Por toda respuesta, Dominicus se limitó a sacar una fotografía del interior de la carpeta, que colocó, en silencio, boca arriba. Me incliné para verla mejor. Era una reproducción de tamaño estándar, a color, aunque los tonos aparecían desvaídos, como si hubiera estado expuesta al sol largo tiempo. Aun así, la imagen era reconocible: él al cuadrado, posando junto a un gemelo al que se le parecía como una mosca común a otra. En esa imagen aparentaba unos años menos —quienquiera que fuese de los dos—, o quizás es que fue tomada justo el día antes de que la vida le pasara por encima con la fuerza de un tren de mercancías: la carne recubría con mayor generosidad su cuerpo y su cabeza estaba coronada por una frondosa mata de pelo.
—Quiero saber quién soy —repitió, señalando la fotografía. Las palabras, pronunciadas de forma átona, salieron roncas y faltas de aliento, como si le costara extraerlas del fondo de su garganta—, si el de la izquierda o el de la derecha.
Estudié con más atención la imagen. «El de la izquierda», sentencié.
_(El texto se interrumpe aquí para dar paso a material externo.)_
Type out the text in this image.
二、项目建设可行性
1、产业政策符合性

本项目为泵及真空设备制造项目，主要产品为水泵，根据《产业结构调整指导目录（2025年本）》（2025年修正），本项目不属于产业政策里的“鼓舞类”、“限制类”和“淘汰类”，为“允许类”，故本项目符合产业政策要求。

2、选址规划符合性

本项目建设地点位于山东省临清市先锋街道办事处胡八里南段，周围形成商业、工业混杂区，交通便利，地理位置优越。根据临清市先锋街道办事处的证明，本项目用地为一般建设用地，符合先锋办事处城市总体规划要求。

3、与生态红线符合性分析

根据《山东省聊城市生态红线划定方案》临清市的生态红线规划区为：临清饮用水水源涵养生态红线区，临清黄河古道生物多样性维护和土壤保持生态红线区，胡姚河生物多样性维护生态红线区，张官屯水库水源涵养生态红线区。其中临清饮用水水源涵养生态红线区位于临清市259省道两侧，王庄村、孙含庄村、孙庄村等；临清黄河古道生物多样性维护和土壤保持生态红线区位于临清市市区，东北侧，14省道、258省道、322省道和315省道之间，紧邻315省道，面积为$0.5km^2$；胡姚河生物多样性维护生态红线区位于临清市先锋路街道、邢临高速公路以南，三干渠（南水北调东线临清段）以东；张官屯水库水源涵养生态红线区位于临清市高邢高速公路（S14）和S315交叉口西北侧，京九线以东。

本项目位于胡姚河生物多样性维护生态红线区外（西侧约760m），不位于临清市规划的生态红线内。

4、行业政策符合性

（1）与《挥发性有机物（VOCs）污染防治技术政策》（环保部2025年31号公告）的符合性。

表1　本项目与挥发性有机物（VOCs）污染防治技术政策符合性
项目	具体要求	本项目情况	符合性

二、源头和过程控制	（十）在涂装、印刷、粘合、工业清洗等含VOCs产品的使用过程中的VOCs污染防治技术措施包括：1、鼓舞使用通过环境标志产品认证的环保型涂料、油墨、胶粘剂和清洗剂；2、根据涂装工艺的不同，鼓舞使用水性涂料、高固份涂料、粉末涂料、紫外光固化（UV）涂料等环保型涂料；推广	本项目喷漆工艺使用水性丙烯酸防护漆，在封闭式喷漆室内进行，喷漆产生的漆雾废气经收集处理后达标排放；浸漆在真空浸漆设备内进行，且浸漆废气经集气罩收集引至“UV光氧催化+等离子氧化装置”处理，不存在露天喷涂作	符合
Ambos hombres parecían idénticos en lo físico, pero el de la derecha tenía un lenguaje corporal que exudaba energía, casi agresividad, mientras que el otro mantenía una mirada apocada e indiferente, idéntica a la versión desgastada que tenía frente a mí. La pareja posaba en lo que parecía una salita de lectura: una estantería repleta de libros tras ellos, un sillón a un extremo y una lámpara de pie al otro. El gemelo de la derecha, con un gesto entre guasón y provocador, e imitando con su mano una pistola, apuntaba con el índice-cañón a la sien de su hermano.
Haciéndome con ella, giré la instantánea, pero en su dorso no constaba ningún tipo de anotación, ni tampoco sello comercial alguno. Parecía papel fotográfico común, y lo más probable es que hubiese sido editada con una impresora casera, lo que podría explicar la degradación de colores.
Miré a Dominicus.
—¿Y dice que tiene amnesia?
La mirada que precedió a su respuesta pareció exudar derrota, la clase de pérdida del que tiene una mano equivocada en una partida que nunca quiso jugar.
Señaló la cicatriz que atravesaba su cabeza.
—Retrógrada —confirmó—, causada por un traumatismo craneoencefálico severo. No recuerdo nada de antes del accidente.
—Pero me ha dicho su nombre…
—Mi supuesto nombre —puntualizó—. La dueña de la pensión desde cuya ventana caí dijo que me registré con él, pero la policía no encontró a nadie llamado así que encajara con mi descripción. —Chasqueó la lengua, contrariado, al tiempo que esbozaba una mueca a medio camino entre la irritación y la frustración—. En realidad, me trataron más como un sospechoso que como una víctima.
—¿Por qué?
—Porque no están —respondió crípticamente, antes de levantar las manos para mostrarme, encaradas hacia mí, las yemas de sus dedos—. Las huellas.
Me eché hacia adelante para verificarlo. En efecto, las huellas dactilares no estaban; las yemas parecían quemadas, probablemente con algún tipo de ácido.